INTERSPEECH 2014
15th Annual Conference of the International Speech Communication Association

Singapore
September 14-18, 2014

Detecting the Intensity of Cognitive and Physical Load Using AdaBoost and Deep Rectifier Neural Networks

Gábor Gosztolya, Tamás Grósz, Róbert Busa-Fekete, László Tóth

MTA-SZTE RGAI, Hungary

The Interspeech ComParE 2014 Challenge consists of two machine learning tasks, which have quite a small number of examples. Due to our good results in ComParE 2013, we considered AdaBoost a suitable machine learning meta-algorithm for these tasks, besides we also experimented with Deep Rectifier Neural Networks. These differ from traditional neural networks in that the former have several hidden layers, and use rectifier neurons as hidden units.

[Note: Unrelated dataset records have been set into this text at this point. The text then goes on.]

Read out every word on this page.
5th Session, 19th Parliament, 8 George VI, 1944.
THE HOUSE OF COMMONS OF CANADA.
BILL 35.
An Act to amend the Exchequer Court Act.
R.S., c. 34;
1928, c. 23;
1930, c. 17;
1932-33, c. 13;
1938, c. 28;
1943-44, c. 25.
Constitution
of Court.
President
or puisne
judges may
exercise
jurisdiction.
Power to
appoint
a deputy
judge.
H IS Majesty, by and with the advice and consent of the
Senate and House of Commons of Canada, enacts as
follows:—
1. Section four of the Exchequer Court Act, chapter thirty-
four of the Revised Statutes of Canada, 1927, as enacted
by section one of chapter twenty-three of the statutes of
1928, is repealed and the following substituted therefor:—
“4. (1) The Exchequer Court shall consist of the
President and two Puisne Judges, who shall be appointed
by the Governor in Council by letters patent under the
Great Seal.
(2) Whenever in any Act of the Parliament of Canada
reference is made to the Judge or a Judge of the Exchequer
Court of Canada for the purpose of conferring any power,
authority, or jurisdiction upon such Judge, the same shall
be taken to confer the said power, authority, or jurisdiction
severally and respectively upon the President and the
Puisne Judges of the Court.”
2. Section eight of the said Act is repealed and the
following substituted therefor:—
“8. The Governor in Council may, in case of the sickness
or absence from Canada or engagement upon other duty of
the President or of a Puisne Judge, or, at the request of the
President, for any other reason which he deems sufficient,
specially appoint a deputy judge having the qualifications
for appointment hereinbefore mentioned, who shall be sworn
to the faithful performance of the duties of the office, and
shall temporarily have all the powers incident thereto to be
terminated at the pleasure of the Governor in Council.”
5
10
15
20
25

With AdaBoost we achieved competitive results, whereas with the neural networks we were able to outperform baseline SVM scores in both Sub-Challenges.

Full Paper

Bibliographic reference.  Gosztolya, Gábor / Grósz, Tamás / Busa-Fekete, Róbert / Tóth, László (2014): "Detecting the intensity of cognitive and physical load using AdaBoost and deep rectifier neural networks", In INTERSPEECH-2014, 452-456.